I have an EF-EOS-M speedbooster for my M50. I just got a great deal on a FD 135mm 2.5 lens, and was wondering if I can put it together with an FD-EF adapter and the speedbooster. There doesn't seem to be much flange distance on the FD adapter.


Does your FD-to-EF adapter have a glass element? If so, then yes, you can do it, but the results will be fairly poor, IMO.

If your FD-to-EF adapter doesn't have a glass element, then your proposed combination will cause you to not be able to focus to infinity. This is because the flange focal distance of the FD mount is 42 mm is less than the flange distance of the EF mount's 44 mm. Any FD-to-EF adapter that doesn't have corrective optics is already 2 mm too much, in addition to the thickness of the adapter itself.

But as I said, if the FD-to-EF adapter does have a corrective optical element, then the back-focus and flange focal distances will all be correct. But the corrective element (which usually isn't as high quality as the elements in even most cheap lenses by today's standards), in addition to the optical element in the speedbooster, means you're just stacking a bunch of less-than-highly optimized optical elements together. It will work, and generate images that might be fun to say you've done it, but you'd be much better off just getting a FD-to-EOSM adapter to begin with.


You probably can do it, but stacking adapters increases the possibility of manufacturing inaccuracy causing focus issues (either focusing past infinity, if the adapter combination's too thin, or not focusing to infinity if the combination's too thick.

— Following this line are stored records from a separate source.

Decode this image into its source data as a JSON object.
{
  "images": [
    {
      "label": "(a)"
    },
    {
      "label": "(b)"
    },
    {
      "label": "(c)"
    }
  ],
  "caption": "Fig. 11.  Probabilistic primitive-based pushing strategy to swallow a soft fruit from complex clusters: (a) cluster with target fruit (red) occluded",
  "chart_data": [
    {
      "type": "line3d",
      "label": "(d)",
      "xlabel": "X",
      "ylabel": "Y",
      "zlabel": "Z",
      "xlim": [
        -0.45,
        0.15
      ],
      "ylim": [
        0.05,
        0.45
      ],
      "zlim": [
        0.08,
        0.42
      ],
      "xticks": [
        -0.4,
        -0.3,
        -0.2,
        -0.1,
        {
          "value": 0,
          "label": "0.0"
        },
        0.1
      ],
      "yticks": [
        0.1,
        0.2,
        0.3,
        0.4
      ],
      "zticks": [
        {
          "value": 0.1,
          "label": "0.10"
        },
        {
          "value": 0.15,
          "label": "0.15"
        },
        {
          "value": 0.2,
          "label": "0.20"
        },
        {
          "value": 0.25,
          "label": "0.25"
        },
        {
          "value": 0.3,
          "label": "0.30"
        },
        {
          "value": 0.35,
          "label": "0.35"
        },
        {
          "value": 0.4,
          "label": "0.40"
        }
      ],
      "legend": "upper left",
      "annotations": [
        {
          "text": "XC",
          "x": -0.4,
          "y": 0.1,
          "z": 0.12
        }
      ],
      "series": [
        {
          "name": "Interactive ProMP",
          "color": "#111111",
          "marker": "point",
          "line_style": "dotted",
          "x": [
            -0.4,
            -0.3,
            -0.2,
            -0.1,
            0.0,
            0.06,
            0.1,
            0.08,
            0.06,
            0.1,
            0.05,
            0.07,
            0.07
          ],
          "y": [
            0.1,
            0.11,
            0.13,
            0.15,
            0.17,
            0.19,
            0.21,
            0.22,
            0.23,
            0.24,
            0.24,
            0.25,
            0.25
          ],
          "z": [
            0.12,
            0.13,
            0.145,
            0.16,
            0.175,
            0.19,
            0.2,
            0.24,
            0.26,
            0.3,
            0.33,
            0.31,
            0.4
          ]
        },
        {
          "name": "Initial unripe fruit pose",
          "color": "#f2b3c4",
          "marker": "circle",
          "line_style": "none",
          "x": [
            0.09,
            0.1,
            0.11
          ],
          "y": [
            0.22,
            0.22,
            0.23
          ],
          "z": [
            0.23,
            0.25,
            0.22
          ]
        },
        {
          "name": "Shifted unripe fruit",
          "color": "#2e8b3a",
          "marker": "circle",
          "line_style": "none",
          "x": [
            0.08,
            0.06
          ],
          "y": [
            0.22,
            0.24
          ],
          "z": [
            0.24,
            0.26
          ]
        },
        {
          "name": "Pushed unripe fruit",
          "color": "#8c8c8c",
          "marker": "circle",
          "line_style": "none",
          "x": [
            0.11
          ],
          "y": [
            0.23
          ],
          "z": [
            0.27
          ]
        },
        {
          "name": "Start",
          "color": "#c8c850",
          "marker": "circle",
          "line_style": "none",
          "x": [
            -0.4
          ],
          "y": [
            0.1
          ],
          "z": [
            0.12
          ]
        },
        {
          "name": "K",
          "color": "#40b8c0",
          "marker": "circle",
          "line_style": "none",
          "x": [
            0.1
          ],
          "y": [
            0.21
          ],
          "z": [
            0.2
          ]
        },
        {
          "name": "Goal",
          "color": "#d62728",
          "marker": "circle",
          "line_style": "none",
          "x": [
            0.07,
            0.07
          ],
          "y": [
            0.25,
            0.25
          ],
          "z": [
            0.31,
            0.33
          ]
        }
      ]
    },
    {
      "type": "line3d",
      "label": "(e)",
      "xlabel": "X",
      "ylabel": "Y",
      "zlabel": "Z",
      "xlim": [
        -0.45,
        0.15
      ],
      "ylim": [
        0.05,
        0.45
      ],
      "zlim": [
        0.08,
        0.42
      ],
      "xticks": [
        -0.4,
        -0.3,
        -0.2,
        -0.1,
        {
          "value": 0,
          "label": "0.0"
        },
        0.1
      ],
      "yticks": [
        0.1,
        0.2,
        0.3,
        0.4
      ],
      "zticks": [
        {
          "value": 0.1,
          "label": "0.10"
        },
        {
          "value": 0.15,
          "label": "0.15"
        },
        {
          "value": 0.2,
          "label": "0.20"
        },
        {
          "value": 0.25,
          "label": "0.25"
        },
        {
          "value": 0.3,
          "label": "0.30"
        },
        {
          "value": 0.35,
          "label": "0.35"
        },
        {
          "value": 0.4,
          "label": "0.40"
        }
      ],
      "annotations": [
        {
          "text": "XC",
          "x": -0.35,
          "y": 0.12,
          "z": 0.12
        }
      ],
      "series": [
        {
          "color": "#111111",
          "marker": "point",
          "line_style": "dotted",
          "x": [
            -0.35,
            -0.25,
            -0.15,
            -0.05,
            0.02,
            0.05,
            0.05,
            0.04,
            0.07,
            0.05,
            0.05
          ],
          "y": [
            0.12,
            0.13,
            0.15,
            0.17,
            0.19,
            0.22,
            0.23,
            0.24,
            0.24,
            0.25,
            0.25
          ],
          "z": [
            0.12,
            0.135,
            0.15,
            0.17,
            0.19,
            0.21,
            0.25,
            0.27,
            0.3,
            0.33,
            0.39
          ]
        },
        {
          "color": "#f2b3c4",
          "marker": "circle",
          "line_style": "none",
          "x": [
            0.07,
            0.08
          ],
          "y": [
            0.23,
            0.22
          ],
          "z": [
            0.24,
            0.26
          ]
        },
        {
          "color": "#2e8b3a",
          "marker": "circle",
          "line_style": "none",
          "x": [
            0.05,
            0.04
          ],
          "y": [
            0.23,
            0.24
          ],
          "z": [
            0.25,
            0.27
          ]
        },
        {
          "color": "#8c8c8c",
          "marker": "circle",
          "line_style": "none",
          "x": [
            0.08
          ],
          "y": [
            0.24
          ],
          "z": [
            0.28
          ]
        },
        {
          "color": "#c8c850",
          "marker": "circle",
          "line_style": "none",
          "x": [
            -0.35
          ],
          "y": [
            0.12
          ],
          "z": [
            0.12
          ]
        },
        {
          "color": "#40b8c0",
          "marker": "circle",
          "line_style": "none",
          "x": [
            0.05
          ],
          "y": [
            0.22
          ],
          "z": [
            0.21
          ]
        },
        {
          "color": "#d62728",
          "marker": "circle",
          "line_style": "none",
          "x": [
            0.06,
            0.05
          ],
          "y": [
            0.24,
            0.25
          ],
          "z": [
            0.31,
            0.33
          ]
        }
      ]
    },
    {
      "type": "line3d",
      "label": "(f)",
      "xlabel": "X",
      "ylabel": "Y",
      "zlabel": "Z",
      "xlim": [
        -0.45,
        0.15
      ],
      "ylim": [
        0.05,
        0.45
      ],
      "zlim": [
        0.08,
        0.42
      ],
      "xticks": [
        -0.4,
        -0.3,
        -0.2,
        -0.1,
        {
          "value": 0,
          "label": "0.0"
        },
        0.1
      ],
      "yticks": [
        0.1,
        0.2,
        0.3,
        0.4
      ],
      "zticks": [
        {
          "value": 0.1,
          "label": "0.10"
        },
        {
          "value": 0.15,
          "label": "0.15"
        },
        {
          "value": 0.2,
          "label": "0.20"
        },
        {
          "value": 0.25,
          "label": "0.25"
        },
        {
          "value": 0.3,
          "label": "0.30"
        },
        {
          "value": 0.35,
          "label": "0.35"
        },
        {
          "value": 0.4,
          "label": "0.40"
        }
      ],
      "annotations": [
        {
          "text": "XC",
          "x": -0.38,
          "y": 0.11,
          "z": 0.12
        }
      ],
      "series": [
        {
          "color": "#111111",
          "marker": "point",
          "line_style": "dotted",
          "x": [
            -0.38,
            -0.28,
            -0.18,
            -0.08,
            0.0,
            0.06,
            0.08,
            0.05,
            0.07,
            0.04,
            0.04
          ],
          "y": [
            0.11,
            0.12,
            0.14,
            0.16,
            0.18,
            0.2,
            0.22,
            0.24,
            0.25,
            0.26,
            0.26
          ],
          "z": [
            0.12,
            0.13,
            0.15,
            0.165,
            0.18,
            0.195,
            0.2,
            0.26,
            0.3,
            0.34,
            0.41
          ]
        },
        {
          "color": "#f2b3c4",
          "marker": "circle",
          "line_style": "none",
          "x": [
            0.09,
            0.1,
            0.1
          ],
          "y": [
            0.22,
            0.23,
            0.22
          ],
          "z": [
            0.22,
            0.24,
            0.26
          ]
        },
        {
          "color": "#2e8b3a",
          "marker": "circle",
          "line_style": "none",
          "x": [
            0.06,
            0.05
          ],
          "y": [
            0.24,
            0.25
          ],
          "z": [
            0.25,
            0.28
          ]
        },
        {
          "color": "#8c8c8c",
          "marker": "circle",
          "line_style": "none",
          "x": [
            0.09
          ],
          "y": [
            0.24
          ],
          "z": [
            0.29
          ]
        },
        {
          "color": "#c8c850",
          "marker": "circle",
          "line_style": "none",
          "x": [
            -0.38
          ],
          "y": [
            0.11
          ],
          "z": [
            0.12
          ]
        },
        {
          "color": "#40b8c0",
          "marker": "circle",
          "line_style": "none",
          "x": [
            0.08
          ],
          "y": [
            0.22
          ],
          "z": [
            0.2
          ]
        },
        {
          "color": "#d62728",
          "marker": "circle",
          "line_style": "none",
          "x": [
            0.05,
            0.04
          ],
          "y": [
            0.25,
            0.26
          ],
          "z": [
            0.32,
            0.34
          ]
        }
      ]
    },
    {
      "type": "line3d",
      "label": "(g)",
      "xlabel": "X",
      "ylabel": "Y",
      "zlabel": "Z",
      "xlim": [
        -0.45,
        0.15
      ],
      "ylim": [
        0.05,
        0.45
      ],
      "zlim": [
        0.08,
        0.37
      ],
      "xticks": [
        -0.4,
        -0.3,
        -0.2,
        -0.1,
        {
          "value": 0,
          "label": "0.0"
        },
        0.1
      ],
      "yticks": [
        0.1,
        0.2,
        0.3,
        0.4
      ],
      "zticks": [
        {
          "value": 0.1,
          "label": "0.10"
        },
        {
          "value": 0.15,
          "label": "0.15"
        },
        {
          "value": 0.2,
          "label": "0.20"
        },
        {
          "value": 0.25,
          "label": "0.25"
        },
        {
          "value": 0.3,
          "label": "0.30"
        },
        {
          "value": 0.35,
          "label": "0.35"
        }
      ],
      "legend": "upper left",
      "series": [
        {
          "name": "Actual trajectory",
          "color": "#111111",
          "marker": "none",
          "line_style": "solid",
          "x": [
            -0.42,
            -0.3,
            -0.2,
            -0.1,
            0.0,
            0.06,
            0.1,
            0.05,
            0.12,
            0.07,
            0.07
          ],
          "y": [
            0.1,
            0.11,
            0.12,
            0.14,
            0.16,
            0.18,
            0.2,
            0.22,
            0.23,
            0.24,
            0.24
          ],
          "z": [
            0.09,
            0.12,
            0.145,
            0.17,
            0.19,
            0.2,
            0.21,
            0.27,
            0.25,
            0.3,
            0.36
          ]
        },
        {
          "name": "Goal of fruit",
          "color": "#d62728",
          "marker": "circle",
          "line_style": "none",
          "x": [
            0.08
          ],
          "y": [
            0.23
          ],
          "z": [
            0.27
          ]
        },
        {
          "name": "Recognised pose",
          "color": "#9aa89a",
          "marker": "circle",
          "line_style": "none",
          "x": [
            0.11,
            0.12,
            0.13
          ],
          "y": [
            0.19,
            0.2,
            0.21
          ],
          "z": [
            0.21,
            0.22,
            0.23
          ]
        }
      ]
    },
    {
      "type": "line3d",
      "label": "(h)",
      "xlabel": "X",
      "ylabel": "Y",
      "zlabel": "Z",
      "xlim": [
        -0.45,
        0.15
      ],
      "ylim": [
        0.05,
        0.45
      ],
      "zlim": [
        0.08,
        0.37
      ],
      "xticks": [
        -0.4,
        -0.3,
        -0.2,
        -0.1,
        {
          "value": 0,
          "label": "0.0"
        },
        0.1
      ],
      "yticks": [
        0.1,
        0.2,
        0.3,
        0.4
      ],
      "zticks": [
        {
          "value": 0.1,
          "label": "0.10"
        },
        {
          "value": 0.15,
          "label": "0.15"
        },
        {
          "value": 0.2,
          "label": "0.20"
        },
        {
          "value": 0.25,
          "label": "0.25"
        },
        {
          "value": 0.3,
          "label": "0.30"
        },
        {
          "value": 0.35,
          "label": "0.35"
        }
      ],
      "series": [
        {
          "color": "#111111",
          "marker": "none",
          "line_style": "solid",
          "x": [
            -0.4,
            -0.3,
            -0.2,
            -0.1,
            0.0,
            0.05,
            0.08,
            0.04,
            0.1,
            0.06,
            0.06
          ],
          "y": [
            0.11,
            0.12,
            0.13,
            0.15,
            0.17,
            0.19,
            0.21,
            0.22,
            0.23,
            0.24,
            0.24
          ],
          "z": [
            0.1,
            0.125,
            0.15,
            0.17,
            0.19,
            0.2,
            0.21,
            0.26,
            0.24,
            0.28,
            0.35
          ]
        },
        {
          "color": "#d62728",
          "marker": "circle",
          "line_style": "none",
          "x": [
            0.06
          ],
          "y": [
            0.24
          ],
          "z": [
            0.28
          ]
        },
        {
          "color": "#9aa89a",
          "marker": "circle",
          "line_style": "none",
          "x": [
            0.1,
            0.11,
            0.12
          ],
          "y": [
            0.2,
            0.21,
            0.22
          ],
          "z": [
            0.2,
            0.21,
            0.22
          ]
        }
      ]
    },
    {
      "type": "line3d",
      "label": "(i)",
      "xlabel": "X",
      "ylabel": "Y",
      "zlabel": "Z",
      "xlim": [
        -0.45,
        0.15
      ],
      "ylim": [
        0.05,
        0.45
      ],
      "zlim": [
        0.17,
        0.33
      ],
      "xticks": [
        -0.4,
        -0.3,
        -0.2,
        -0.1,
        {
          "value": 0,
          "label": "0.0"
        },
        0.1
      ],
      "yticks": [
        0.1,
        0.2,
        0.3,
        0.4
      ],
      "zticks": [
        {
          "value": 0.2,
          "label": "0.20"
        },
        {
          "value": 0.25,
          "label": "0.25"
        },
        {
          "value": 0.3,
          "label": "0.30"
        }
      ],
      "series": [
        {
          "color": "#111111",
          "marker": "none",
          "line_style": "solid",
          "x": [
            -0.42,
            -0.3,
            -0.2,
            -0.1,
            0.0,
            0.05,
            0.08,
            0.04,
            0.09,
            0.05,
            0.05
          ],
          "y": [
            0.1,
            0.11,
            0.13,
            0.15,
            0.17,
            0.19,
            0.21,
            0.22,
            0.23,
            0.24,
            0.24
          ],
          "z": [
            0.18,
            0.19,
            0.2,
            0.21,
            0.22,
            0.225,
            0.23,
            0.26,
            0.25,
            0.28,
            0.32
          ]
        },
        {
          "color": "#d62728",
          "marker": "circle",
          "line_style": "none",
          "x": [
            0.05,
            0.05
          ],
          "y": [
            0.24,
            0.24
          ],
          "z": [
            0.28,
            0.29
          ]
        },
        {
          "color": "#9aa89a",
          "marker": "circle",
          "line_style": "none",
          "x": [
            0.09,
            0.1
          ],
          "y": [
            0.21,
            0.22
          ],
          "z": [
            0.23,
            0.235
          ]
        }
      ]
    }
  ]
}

The main thing to keep in mind, however, is that you will lose all the electronic communication with a speedbooster. The FD/FL mount doesn't have the electronic communication the EF mount does (EF stands for electronic focus, btw), and any FD → EOS adapter won't be able to pass-through electronic communication signals. You'll be limited to manual focus, and manual aperture (i.e., you have to use the aperture ring on the lens). There won't be lens EXIF information, and you'll have to do stop-down metering. And without camera control of the aperture, you're limited to only the M and Av shooting modes.

  • FD lenses are manual focus lenses without any electronics, so there isn't anything "lost" by using an adapter. – xiota Dec 21 '18 at 7:44
  • @xiota, lost vs. EF -> EF-M adapting, which is what the OP is starting with. – inkista Dec 21 '18 at 21:24

The only way to know what will happen is to try it. However, you will likely obtain much better results with a plain FD-to-EOS-M adapter or an FD-to-EOS-M focal reducer.

  • For an FD-EF adapter without optics: My experience with a generic focal reducer (not Speedbooster) is that it can correct for small focus misalignments. However, the difference in flange focal distance + adapter thickness is likely far beyond what the speedbooster could correct. You would still be able to use the lens for close-up work.

  • For an FD-EF adapter with corrective optics: The corrective optics often behave like a 1.4x teleconverter. The focal reducer will basically cancel this out so that the final focal length will be what you started with (1.4 * 0.72 = 1.01), so you might as well use a plain FD-to-EOS-M adapter.

As far as image quality is concerned, adding glass does not necessarily decrease image quality. Otherwise, you would obtain optimal image quality with a 0-element lens, in the absurd case. Speedboosters have been reported to improve some aspects of image quality.